Modern point-of-sale systems have complicated the issue. Many payment platforms now display recommended tip percentages, which are sometimes higher than what used to be standard. Customers may not always realize how those suggestions are calculated.
Parmelee said tipping expectations have steadily increased over time. In the past, an 18% tip was widely considered generous, but she now sees most diners leaving at least 20%.
To avoid confusion, some restaurants have decided not to display suggested gratuities on receipts at all.
Parmelee said her restaurant removed those recommendations because she believes tipping should always be earned rather than assumed.
Simms also believes customers should feel comfortable adjusting the amount they leave depending on their experience.
If service is only average, he said, diners should not feel pressured to tip the same amount they would for outstanding service. Leaving a smaller tip — or even none at all — remains the customer’s choice.

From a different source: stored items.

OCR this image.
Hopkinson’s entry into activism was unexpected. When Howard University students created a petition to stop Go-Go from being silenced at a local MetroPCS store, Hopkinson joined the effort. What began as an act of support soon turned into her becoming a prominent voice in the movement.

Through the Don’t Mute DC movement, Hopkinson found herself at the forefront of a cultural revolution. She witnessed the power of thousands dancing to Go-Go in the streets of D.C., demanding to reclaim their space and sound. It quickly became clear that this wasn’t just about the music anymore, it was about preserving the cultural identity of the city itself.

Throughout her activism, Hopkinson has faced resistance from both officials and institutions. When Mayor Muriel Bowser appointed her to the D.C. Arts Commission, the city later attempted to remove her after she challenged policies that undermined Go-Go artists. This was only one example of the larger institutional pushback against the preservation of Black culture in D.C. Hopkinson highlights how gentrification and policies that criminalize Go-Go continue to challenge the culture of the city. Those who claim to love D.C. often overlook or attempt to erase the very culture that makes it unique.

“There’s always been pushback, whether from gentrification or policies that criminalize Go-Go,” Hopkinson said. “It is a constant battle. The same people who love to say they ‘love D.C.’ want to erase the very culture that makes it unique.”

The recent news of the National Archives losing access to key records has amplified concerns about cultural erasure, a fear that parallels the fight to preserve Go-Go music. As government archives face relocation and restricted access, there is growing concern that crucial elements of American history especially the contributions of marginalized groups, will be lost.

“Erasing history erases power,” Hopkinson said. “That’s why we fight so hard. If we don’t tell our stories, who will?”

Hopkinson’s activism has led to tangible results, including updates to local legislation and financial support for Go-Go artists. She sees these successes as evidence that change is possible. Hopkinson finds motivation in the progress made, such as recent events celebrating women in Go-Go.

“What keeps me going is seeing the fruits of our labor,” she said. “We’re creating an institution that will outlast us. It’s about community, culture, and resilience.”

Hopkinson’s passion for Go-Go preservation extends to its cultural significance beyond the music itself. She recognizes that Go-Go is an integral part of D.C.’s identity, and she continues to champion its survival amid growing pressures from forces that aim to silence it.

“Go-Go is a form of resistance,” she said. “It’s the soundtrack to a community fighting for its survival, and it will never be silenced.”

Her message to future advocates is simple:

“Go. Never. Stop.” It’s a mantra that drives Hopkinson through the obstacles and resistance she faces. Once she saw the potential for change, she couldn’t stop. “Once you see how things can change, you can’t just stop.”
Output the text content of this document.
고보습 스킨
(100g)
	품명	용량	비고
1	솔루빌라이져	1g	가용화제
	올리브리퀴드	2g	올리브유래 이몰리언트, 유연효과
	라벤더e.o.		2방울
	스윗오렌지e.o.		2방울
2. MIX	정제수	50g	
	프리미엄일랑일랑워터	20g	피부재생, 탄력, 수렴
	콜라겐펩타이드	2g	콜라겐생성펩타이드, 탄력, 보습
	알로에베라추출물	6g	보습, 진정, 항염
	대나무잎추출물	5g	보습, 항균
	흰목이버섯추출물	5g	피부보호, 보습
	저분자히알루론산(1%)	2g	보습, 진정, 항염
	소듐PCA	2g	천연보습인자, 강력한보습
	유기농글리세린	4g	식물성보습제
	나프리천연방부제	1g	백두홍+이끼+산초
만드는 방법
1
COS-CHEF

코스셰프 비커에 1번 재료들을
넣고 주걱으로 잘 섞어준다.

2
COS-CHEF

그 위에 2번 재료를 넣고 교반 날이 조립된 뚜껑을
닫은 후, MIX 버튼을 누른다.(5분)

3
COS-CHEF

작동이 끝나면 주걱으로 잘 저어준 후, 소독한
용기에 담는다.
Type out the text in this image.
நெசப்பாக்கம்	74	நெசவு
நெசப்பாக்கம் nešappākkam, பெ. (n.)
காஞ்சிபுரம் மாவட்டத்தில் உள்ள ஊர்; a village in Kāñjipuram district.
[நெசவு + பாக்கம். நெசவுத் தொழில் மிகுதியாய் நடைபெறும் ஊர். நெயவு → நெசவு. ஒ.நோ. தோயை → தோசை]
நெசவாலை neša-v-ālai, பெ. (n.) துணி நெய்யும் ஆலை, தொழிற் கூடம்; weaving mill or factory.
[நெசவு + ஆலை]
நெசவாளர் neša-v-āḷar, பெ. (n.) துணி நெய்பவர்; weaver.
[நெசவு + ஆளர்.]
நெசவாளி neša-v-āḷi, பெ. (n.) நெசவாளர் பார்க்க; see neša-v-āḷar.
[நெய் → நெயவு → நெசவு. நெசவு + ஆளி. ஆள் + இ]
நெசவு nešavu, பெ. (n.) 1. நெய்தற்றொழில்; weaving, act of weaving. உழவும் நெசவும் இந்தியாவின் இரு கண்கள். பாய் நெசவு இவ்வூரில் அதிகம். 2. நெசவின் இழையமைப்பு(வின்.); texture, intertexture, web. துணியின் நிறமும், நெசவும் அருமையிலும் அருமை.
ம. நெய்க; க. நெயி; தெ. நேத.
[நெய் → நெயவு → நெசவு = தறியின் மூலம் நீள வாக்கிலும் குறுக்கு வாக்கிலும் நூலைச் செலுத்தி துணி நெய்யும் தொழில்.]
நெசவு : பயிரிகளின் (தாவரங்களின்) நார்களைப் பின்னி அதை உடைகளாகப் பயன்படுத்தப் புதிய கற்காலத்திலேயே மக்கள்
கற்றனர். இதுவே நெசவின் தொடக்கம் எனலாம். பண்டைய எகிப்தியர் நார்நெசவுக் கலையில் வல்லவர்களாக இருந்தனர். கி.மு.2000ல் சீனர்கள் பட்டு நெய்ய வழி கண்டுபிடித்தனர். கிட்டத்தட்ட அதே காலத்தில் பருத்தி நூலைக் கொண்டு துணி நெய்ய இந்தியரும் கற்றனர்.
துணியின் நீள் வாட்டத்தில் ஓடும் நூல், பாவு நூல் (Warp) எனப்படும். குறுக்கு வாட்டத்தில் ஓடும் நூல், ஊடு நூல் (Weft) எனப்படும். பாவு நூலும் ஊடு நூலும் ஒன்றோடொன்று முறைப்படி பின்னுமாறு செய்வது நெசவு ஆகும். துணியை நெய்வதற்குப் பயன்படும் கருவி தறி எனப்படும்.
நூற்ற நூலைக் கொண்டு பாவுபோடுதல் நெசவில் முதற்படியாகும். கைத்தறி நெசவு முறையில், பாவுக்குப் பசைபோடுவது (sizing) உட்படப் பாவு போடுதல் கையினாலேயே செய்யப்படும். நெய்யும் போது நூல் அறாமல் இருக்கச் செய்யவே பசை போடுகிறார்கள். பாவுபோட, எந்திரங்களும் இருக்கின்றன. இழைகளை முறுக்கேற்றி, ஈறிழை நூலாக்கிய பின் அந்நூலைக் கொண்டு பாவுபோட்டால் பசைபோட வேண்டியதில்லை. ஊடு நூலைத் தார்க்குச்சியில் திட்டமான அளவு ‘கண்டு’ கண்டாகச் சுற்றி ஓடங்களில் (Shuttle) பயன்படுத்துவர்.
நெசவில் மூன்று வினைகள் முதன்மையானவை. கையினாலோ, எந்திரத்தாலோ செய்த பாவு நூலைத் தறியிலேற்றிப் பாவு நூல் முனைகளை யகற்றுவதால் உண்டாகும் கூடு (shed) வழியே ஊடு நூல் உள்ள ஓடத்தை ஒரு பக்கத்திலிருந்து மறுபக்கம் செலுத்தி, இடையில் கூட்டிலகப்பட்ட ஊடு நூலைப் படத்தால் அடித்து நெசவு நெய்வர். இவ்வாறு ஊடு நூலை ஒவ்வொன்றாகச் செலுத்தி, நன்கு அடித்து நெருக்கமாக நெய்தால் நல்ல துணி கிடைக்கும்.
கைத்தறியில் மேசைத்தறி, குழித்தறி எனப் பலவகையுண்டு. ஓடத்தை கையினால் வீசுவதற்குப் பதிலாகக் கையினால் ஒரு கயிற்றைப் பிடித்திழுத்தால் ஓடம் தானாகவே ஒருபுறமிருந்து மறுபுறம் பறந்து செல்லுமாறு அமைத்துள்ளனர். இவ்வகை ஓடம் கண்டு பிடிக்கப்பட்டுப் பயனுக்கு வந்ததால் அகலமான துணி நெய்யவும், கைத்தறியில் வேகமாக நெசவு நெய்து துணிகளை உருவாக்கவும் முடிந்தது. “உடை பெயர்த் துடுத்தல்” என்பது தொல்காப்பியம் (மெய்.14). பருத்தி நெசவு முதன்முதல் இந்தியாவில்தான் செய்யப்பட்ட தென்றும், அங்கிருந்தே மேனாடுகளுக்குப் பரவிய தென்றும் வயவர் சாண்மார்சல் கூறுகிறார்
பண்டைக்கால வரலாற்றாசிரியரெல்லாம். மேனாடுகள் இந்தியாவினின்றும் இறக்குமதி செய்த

Restaurant owners also control how their payment systems calculate suggested tips. Parmelee said it is simple for operators to change the settings so percentages are based on the subtotal rather than the total after tax.
She added that many diners rely too heavily on whatever numbers appear on the payment screen instead of checking the math themselves.
Using a quick calculation in one’s head or on a phone can help customers confirm what they are actually paying.
Burdette said paying close attention to receipts is especially important as digital payment systems continue to evolve.
She advised diners to watch for preset tip amounts and to check the receipt carefully to avoid accidentally adding a second tip.
As tipping practices continue to change with new technology, restaurant owners and etiquette experts say transparency remains critical. The way gratuities are calculated can affect not only the final bill but also the level of trust customers have in the businesses they support.